A SARIMA model assumes multiplicative seasonality and postulates that the seasonal behaviour itself can be thought of as an ARIMA process.

Question 31

What are ARCH, GARCH family of models?

Answer 31

Autoregressive Conditional Heteroskedasticity (ARCH) models used for times that don’t have constant variance (i.e. stock prices) and that the variance appears autoregressive conditional on the earlier variances (for example high volatility days on the stock exchange occur in clusters).

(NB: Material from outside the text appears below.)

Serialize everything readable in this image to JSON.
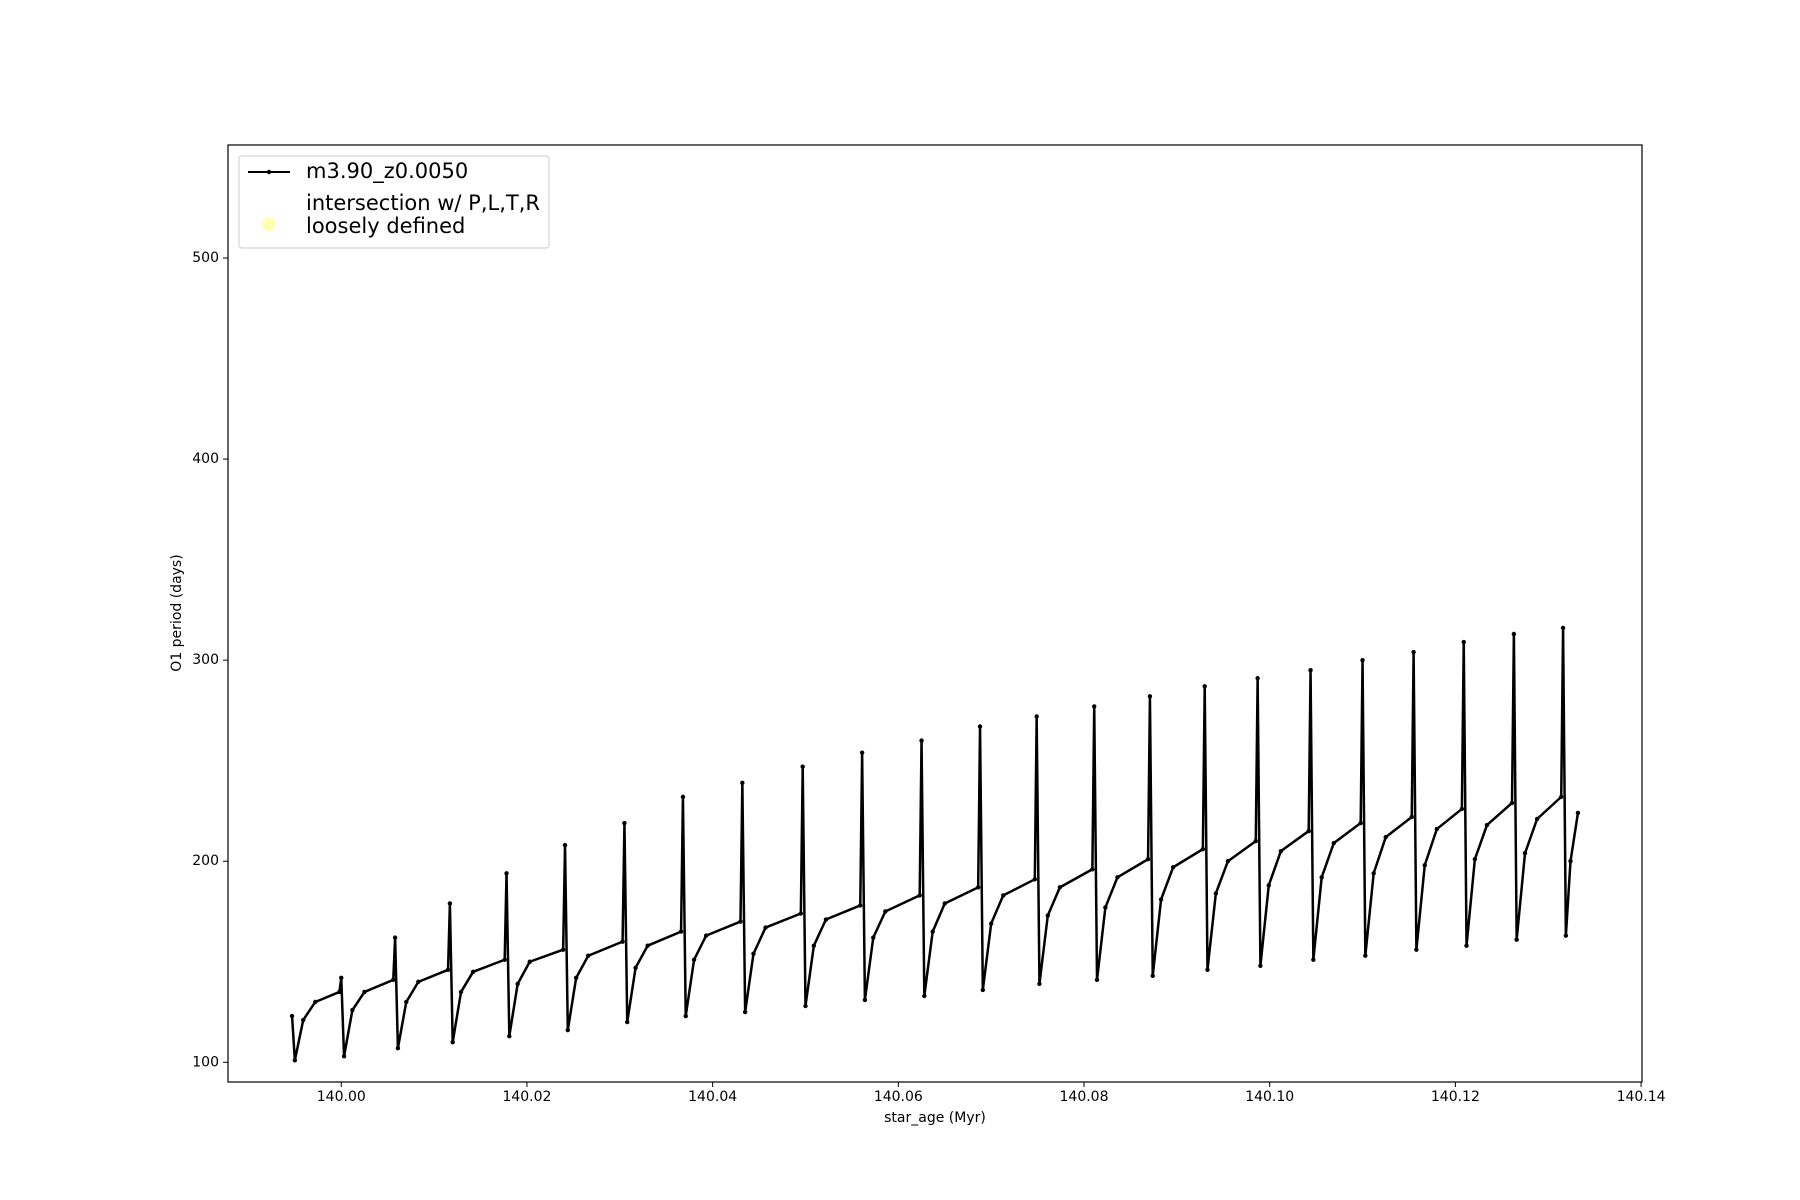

In these models, the variance of a process is modelled rather than the process itself.

Question 32

What are the advantages of statistical models of time series?

Answer 32

• These models are simple and transparent, so they can be understood clearly in terms of their parameters.
• Because of the simple mathematical expressions that define these models, it is possible to derive their properties of interest in a rigorous statistical way.
• You can apply these models to fairly small data sets and still get good results.
• These simple models and related modifications perform extremely well, even in comparison to very complicated machine learning models. So you get good performance without the danger of overfitting.
• Well-developed automated methodologies for choosing orders of your models and estimating their parameters make it simple to generate these forecasts.

Question 33

What are the disadvantages of statistical models of time series?

Answer 33

• Because these models are quite simple, they don’t always improve performance when given large data sets. If you are working with extremely large data sets, you may do better with the complex models of machine learning and neural network methodologies.
• These statistical models put the focus on point estimates of the mean value of a distribution rather than on the distribution. True, you can derive sample variances and the like as some proxy for uncertainty in your forecasts, but your fundamental model offers only limited ways to express uncertainty relative to all the choices you make in selecting a model.
• By definition, these models are not built to handle nonlinear dynamics and will do a poor job describing data where nonlinear relationships are dominant.